What Congress should be doing instead is approving broad-ranging reforms that reduce the number of pretrial detainees, provide security to both adults and children in detention, and offer them educational and work opportunities to turn their lives around.

There is also a dismal lack of Congressional action in other areas of public security where Brazil desperately needs reform.

Impunity for police abuses undermines public security, but a bill to improve investigations of police killings has lingered in Brasília for years. What resident of a low-income community would inform police about criminals or be willing to testify in court when they see the police beat and execute people, or take money from criminals, with impunity.

Such abuses also put other police officers at risk of retaliation, on duty or off.

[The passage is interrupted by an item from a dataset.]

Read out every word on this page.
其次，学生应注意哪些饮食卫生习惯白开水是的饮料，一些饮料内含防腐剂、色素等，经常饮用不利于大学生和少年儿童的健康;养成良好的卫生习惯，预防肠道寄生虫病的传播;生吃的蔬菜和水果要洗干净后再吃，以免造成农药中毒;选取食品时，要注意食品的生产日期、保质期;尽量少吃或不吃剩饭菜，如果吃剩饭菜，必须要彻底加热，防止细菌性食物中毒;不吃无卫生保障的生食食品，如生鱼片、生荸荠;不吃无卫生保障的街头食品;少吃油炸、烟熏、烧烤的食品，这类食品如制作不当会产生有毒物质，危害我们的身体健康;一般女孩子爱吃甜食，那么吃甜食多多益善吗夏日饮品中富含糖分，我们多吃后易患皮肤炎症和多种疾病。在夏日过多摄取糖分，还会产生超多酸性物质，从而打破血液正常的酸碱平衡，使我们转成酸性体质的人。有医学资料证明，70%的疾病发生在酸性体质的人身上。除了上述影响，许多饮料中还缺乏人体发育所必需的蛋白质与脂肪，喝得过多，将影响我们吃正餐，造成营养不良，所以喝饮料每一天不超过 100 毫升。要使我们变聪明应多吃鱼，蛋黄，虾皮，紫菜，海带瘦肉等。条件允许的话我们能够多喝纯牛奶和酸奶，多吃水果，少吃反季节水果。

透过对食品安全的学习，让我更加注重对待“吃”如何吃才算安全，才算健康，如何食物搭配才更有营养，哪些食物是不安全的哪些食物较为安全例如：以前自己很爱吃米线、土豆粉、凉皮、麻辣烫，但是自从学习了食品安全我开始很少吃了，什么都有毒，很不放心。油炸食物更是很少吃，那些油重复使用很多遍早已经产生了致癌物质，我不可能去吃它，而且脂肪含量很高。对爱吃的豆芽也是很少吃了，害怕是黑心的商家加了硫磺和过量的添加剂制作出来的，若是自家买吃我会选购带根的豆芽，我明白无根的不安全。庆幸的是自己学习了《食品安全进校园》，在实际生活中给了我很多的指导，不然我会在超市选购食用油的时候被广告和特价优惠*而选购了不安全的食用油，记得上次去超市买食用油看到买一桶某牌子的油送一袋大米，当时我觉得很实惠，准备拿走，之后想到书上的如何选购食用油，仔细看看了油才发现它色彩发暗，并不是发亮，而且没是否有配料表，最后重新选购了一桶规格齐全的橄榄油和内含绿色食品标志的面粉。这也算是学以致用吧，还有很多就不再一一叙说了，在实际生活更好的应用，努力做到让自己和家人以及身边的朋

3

And police officers who denounce their colleagues´ crimes are inviting deadly retaliation, several military police officers in Rio de Janeiro told me.

More than a decade after approval of Brazil´s anti-domestic violence legislation, the 2006 “Maria da Penha” law, implementation is still lagging. Specialized women’s police stations have insufficient staff, are mostly closed during evenings and on weekends, and remain concentrated in major cities. Our research shows that thousands of domestic violence complaints are not properly investigated, let alone prosecuted.

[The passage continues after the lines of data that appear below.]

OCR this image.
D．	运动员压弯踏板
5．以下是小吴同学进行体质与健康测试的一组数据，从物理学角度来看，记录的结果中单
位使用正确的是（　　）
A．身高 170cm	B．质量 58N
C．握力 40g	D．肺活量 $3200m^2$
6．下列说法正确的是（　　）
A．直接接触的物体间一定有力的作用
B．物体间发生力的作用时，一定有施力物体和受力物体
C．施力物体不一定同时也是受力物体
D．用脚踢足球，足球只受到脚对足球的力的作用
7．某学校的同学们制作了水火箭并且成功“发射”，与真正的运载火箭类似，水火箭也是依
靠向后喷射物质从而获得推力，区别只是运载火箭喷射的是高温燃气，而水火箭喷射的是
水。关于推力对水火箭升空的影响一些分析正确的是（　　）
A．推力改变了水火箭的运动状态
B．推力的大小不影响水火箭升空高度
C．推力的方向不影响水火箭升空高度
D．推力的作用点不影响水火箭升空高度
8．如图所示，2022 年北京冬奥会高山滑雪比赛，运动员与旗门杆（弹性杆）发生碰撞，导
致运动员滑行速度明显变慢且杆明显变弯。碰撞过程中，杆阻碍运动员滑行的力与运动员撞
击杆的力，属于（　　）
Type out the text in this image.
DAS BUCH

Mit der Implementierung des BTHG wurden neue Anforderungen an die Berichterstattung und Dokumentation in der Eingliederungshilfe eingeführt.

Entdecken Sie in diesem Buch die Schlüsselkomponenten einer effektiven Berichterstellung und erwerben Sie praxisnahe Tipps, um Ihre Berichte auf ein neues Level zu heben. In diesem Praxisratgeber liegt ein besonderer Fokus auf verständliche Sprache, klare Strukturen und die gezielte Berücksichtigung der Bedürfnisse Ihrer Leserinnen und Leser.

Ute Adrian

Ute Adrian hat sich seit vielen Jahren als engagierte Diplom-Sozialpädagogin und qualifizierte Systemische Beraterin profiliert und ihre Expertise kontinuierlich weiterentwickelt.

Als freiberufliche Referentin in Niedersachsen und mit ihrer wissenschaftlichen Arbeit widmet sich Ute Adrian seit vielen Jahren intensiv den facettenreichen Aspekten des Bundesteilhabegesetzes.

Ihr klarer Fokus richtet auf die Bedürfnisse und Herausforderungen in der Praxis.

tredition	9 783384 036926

And even though much of the world now looks at drugs as a health issue, Brazil doggedly sticks to a retrograde “war-on-drugs” policy that is contributing to prison overcrowding, violence in the streets, and the strengthening of criminal gangs. Instead, Brazil should decriminalize possession of drugs for personal use and consider even deeper reforms.

Elections offer a prime opportunity to debate a country´s maladies. Brazilians should not be fooled by proposals that have failed for decades. They deserve a new public security policy based on facts.  

*César Muñoz Acebes is the senior Brazil researcher at Human Rights Watch.